Эмма не могла подобрать правильных слов. Да и существовали ли верные слова, которые не звучали бы глупо после всего, что он ей сказал?

Филипп продолжал:

– Мне-то самому все равно – мне уже никто не нужен. А она еще глупая – маленькая совсем. Эмма, я прошу тебя помочь ей вырасти. – Он смотрел прямо перед собой, словно боясь повернуться к ней. – Ты, вроде, нормальный человек, не тупая и не хлипкая. Такая, как надо. Я не все тут понимаю, но мне кажется, что ты могла бы потратить на это несколько лет. В общем, ей много и не надо. Только хвалить иногда, обнимать или что там еще ты делала… Ей же было хорошо, когда вы с ней играли, так что сама знаешь. Мы ничего не сможем дать взамен, но я знаю, что София не сумеет вырасти сама по себе, как это сделал я. Ну, так как? Не откажешься?

Она ничего не ответила, но он и не торопил ее. Однако когда молчание затянулось, Филипп все-таки посмотрел на нее, пытаясь разобрать в темноте, не заплакала ли она.

– Ты не плачешь случайно? Я не для этого все тебе рассказал.

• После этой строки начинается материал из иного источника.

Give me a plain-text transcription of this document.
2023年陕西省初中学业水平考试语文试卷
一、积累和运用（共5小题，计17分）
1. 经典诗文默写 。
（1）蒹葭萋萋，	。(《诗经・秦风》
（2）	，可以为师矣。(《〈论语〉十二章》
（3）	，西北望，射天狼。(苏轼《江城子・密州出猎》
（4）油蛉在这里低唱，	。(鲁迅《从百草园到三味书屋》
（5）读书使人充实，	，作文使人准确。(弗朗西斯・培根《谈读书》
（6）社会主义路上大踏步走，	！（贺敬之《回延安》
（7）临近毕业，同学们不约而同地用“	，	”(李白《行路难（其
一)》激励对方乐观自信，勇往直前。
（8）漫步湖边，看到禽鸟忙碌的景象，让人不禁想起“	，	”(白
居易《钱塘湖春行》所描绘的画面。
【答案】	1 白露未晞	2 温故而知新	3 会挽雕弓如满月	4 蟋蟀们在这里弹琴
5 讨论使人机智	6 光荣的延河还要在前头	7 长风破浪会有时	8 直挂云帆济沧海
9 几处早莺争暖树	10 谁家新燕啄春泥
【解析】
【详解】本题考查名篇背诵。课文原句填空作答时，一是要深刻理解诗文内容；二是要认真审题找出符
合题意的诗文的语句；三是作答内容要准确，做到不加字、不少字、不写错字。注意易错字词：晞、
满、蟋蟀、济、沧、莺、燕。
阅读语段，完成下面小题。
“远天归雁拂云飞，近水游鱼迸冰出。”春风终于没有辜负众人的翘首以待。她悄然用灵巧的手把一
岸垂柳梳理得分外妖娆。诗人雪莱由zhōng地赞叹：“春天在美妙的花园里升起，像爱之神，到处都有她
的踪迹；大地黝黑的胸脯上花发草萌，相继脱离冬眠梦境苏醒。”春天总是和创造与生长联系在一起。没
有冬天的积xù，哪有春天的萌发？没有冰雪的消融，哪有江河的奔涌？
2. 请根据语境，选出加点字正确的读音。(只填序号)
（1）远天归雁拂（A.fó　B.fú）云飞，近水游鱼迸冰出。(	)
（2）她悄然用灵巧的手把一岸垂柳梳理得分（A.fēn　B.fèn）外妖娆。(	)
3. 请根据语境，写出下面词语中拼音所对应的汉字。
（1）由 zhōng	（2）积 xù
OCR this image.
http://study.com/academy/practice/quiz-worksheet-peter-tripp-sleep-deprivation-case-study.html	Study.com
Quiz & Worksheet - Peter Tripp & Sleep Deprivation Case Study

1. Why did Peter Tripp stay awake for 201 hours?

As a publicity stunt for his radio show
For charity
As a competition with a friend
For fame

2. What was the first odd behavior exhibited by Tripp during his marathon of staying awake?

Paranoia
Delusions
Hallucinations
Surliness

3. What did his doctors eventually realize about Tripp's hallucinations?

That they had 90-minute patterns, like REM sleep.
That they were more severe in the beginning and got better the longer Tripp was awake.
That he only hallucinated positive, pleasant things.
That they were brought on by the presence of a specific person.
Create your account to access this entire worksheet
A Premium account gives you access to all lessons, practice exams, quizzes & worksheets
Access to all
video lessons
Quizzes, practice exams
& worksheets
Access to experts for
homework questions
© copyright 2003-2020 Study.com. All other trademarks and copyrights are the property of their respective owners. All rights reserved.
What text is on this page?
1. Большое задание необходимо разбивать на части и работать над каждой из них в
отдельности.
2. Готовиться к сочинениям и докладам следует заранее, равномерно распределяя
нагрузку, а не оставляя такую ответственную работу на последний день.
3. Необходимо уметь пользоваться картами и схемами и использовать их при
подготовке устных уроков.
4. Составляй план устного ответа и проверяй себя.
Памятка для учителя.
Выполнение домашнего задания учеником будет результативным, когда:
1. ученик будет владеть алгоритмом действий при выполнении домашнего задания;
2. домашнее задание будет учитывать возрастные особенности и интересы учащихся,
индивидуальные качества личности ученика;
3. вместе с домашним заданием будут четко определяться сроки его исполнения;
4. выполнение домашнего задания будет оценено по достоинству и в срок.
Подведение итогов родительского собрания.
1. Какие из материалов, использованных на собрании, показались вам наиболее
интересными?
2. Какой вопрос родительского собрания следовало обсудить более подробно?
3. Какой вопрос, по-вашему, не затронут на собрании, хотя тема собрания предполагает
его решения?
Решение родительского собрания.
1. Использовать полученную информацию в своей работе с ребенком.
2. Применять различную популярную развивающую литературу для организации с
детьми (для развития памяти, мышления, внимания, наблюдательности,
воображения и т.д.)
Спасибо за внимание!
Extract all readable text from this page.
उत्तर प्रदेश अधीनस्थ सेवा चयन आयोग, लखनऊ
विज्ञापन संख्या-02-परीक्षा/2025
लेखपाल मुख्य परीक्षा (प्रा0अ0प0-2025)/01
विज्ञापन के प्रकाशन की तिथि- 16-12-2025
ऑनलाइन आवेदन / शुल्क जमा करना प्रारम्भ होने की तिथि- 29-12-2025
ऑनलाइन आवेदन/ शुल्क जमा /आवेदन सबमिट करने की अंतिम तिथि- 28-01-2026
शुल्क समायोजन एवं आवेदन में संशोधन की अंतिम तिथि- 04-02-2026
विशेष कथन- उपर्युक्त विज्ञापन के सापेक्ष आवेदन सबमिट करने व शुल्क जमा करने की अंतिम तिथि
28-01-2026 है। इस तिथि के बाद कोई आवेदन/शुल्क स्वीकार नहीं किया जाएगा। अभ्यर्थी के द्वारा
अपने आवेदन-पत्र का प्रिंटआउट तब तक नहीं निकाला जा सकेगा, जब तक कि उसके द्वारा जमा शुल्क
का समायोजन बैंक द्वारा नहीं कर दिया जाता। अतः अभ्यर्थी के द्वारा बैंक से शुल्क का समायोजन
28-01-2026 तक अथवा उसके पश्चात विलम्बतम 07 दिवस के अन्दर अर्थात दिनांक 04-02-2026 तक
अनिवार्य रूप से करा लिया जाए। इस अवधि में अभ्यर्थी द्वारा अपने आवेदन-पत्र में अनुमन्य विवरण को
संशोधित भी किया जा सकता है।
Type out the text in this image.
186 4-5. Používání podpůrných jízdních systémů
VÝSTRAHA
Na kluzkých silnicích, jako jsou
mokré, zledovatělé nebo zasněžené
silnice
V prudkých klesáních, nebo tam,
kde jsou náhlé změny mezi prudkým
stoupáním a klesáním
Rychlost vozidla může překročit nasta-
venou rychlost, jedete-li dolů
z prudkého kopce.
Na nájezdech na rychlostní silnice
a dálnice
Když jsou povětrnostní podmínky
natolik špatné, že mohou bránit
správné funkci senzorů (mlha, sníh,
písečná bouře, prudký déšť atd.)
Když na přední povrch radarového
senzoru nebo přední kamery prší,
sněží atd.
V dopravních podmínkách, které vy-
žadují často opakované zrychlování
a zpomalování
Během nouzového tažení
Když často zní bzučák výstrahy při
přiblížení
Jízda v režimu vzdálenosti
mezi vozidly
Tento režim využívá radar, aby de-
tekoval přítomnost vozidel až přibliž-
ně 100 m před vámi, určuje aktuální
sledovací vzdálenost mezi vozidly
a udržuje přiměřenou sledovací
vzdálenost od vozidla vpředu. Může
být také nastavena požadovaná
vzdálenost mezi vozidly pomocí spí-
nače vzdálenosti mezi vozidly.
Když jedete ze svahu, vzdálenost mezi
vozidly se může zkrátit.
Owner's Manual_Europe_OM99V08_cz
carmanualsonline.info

– Нет, я в порядке, – глухо ответила она. – Знаешь, Филипп, я бы и так сделала для твоей сестры все, что только смогла бы. Хотя сейчас, когда у меня есть твое разрешение, мне стало гораздо легче. Если бы у меня был такой брат, то мое детство прошло бы гораздо лучше.

Филипп только ухмыльнулся, а потом поднялся со стула и поправил штаны.

– Я уже спать хочу, – заявил он, закладывая руки в карманы. – Выпустишь меня?

Пить в будние дни Эмма не любила. Вообще, она и по праздникам редко брала в руки бокал, но теперь для этого имелся особый повод.

Разговор с Филиппом прояснил очень многое, но при этом оставил даже больше вопросов. Откровенность этого почти взрослого человека с манерами испорченного подростка было крайне нелегко заслужить, и Эмма понимала, что поговорив с ней так честно и искренно, Филипп, можно сказать, оказал ей честь.

Наверное, его впечатлили эти странные и нехарактерные для женщины манеры, которые Эмма невольно демонстрировала каждому, кто ее видел. Впрочем, сейчас думать об этом было слишком поздно – она уже накрепко связалась с этими детьми и приняла на себя этот груз. Разумнее было бы вообще перестать видеться с ними, уйти пока не поздно – сделать то, о чем просила ее Мэйлин. Но как оставить Софию? Как можно закрыть глаза на одиночество маленького ребенка?

С другой стороны, для нее самой это оборачивалось губительной неизвестностью. Кто знает, как может повести себя ревнивая жена. К тому же, как она станет приходить в тот дом, когда ей найдут замену? Эмма отложила в сторону полупустой бокал и поднялась с постели. Нужно пойти вниз и позвонить маме, узнать, сколько еще есть времени и на что можно рассчитывать.

В фойе было пусто – в поздний час здесь находился только скучающий сторож, который тихонько дремал за стойкой.

Эмма зашла в стеклянную кабинку и закрыла за собой дверь, надеясь, что ее разговор будет не слишком сильно мешать спящему человеку.

– Мама, ты не спишь?

Глупый вопрос. Разумеется, она не спала, если сняла трубку.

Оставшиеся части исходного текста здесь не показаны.